Sob esse viés, a dinâmica apresentada pode ser analisada a partir das contribuições de Kenneth Waltz (1959). Sua teoria, o neorrealismo, estabelece que a estrutura anárquica do sistema internacional — a ausência de um poder central — obriga os Estados a buscarem sua própria segurança e sobrevivência. Para explicar a guerra, o autor propõe as ‘três imagens’ como níveis de análise: a primeira foca nas ambições dos líderes (indivíduo); a segunda nas instituições e crises internas (Estado); e a terceira na distribuição de forças do cenário global (sistema). Essa estrutura permite integrar os diversos fatores que culminaram no conflito (WALTZ, 1959).
Na dimensão individual, a liderança carismática de Hitler e sua habilidade em mobilizar massas foram determinantes para a ascensão do regime. Já na dimensão do Estado, a fragilidade institucional da República de Weimar, somada à crise econômica e ao ressentimento social pós-Versalhes, criou terreno fértil para a aceitação de discursos autoritários. Por fim, na dimensão do sistema internacional, a ausência de uma autoridade central e a política de apaziguamento das potências ocidentais permitiram que a Alemanha expandisse seu poder sem enfrentar resistência imediata. Assim, o documentário evidencia como a interação entre essas três esferas explica não apenas a emergência do nazismo, mas também a escalada que levou à Segunda Guerra Mundial.
Além disso, a construção do conflito não se limita a fatores materiais, mas envolve também dimensões simbólicas. (BERLINGER, 2024). Nesse contexto, a propaganda nazista utilizou cartazes e materiais escolares doutrinários, como o livro infantil ‘O Cogumelo Venenoso’, para normalizar o antissemitismo desde a infância. Além disso, o uso de filmes de propaganda e o controle do rádio foram essenciais para construir a imagem de um ‘inimigo interno’, desempenhando papel central na produção de percepções, tanto na definição de inimigos quanto na legitimação do regime, demonstrando que a guerra é, em parte, moldada pelas interpretações e imagens construídas pelos atores envolvidos.”
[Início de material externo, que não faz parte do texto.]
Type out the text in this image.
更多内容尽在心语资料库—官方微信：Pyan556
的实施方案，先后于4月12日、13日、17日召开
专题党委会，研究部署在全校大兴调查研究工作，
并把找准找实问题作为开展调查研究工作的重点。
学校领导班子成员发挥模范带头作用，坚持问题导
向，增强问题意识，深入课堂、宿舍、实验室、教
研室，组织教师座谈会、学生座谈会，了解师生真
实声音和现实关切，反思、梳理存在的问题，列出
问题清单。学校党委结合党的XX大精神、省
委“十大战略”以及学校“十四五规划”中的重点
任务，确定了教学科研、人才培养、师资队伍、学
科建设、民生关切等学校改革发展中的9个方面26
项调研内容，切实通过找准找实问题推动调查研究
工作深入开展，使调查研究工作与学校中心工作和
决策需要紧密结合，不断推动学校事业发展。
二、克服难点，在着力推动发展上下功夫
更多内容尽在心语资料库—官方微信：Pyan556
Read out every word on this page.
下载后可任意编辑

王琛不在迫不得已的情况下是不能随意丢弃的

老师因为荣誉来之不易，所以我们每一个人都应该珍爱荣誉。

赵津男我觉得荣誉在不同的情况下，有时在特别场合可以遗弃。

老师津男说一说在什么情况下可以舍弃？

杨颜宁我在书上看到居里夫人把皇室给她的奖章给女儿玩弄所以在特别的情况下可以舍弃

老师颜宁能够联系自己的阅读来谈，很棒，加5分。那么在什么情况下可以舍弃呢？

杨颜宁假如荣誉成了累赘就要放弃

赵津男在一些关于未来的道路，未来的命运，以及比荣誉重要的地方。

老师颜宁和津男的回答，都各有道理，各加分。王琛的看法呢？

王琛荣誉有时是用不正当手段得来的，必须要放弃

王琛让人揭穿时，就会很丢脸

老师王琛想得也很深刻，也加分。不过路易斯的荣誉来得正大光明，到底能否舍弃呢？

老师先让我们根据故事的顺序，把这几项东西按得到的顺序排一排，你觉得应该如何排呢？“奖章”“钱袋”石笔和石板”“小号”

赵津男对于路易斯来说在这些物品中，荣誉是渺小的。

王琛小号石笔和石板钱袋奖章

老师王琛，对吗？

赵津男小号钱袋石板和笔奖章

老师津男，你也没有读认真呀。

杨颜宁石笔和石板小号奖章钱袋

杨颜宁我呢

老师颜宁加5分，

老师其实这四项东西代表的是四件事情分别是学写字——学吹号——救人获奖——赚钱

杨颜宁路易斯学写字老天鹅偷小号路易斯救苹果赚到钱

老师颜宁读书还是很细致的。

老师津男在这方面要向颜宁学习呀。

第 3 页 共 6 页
Por fim, ao evidenciar práticas como o controle da informação e a deslegitimação de instituições, a obra estabelece um diálogo direto com o presente. O enfraquecimento de instituições democráticas — como a imprensa livre e os mecanismos de controle do poder —, revela a permanência de dinâmicas que possibilitam a concentração de autoridade e a erosão de estruturas democráticas.
Dessa forma, Hitler e os Nazis: O Mal no Banco dos Réus não apenas reconstrói o passado, mas evidência, à luz das três imagens de Kenneth Waltz, as condições que tornam possível a emergência de regimes autoritários. Ao destacar a liderança de Hitler (indivíduo), a fragilidade da República de Weimar e a crise econômica (Estado), e a ausência de uma autoridade central no sistema internacional que permitiu a expansão alemã (sistema), o documentário reforça a importância de uma análise crítica das dinâmicas de poder e da memória histórica no cenário contemporâneo.
REFERÊNCIAS
BERLINGER, Joe. Hitler e os Nazis: O Mal no Banco dos Réus. Estados Unidos: Smuggler Entertainment; Fireglory Pictures; Lions Productions, 2024.
SHIRER, William L. Ascensão e queda do Terceiro Reich. Rio de Janeiro: Nova Fronteira, 2017.
WALTZ, Kenneth. Man, the State and War: A Theoretical Analysis. New York: Columbia University Press, 1959.